The main issue seems that I can't get the SGD solution to match the linear algebra error (via inverse or pseudo-inverse) with either parametrization of the data matrix $X$ (standard polynomials or Hermite polynomials).

e.g.

With Hermite:

-----------------
train_error_pinv = 6.006056840733974e-09
final_sgd_error = [ nan]

With standard:

-----------------
train_error_pinv = 5.205485509746132e-20
final_sgd_error = [ 4.50123644]

Best Answer

Just so you can move beyond your doubts about my comments on the OP, here is the code I originally used which led to my comments. This should show definitively that, yes, it works with Hermite polynomials and therefore the problem has to do with the design matrix. This is stochastic gradient descent with a batch size of 2, compared with the least squares fit. You can also check for yourself that if you comment the Hermite basis and uncomment the basis you are using that SGD no longer works.

set.seed(1234)

N <- 10
x <- seq(from = 0, to = 1, length = N)
mu <- sin(2 * pi * x * 4)
y <- mu
plot(x,y)

X <- cbind(1, poly(x = x, degree = 9))
# X <- sapply(0:9, function(i) x^i)
w <- rnorm(10)

learning_rate <- function(t) .1 / t^(.6)

n_samp <- 2
for(t in 1:100000) {
  mu_hat <- X %*% w
  idx <- sample(1:N, n_samp)
  X_batch <- X[idx,]
  y_batch <- y[idx]
  score_vec <- t(X_batch) %*% (y_batch - X_batch %*% w)

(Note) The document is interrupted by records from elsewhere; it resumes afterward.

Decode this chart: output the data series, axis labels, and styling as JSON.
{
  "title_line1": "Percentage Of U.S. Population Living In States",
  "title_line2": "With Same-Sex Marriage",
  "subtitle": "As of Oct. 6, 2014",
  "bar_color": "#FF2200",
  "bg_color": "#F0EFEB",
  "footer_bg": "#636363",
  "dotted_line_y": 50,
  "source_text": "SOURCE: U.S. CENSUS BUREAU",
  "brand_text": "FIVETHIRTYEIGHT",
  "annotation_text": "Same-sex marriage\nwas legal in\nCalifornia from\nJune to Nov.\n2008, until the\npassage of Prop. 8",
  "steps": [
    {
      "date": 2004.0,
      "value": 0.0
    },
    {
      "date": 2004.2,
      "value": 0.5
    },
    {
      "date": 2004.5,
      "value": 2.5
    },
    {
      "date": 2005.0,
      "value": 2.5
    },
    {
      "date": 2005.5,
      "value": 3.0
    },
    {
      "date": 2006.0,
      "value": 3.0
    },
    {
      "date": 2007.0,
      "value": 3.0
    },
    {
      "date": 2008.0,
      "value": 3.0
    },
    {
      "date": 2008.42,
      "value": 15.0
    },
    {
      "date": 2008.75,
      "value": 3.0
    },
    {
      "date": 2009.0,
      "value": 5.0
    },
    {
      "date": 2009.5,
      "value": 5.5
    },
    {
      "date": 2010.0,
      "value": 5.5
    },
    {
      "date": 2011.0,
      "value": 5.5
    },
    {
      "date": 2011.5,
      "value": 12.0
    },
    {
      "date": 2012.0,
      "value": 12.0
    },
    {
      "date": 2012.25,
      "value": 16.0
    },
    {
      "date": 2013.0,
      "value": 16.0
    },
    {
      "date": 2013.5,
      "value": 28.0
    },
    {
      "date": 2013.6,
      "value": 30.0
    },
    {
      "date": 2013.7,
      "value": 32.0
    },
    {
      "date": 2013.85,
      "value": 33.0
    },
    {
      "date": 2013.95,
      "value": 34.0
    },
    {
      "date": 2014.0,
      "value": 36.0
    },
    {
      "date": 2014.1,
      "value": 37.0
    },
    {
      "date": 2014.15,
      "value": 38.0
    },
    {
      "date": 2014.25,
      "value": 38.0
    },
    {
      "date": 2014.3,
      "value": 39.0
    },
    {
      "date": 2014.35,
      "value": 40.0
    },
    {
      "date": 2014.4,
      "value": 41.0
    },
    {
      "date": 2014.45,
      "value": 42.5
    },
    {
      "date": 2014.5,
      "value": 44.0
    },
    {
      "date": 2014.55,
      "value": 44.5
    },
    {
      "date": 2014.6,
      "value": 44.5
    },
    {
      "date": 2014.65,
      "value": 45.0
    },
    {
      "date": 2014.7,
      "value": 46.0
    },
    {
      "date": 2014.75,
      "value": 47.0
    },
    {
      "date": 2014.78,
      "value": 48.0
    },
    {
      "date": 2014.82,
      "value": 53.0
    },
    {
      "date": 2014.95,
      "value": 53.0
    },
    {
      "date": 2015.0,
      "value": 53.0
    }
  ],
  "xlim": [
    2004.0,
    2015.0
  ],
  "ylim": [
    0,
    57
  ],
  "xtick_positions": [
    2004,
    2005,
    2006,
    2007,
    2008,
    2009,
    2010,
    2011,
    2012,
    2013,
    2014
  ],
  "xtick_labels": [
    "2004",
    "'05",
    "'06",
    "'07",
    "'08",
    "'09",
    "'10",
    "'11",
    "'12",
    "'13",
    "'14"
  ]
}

  change <- score_vec * learning_rate(t)
  w <- w + change
}

plot(mu_hat, ylim = c(-1, 1))
lines(mu)
fit_exact <- predict(lm(y ~ X - 1))
lines(fit_exact, col = 'red')
abs(w - coef(lm(y ~ X - 1)))

If you want to apply this fix in general, you can replace your design matrix with the Q matrix from the QR, but this is probably not realistic for problems large enough that you would want to use SGD in the first place.

Hopefully that is helpful, but I'm not going to debug your code.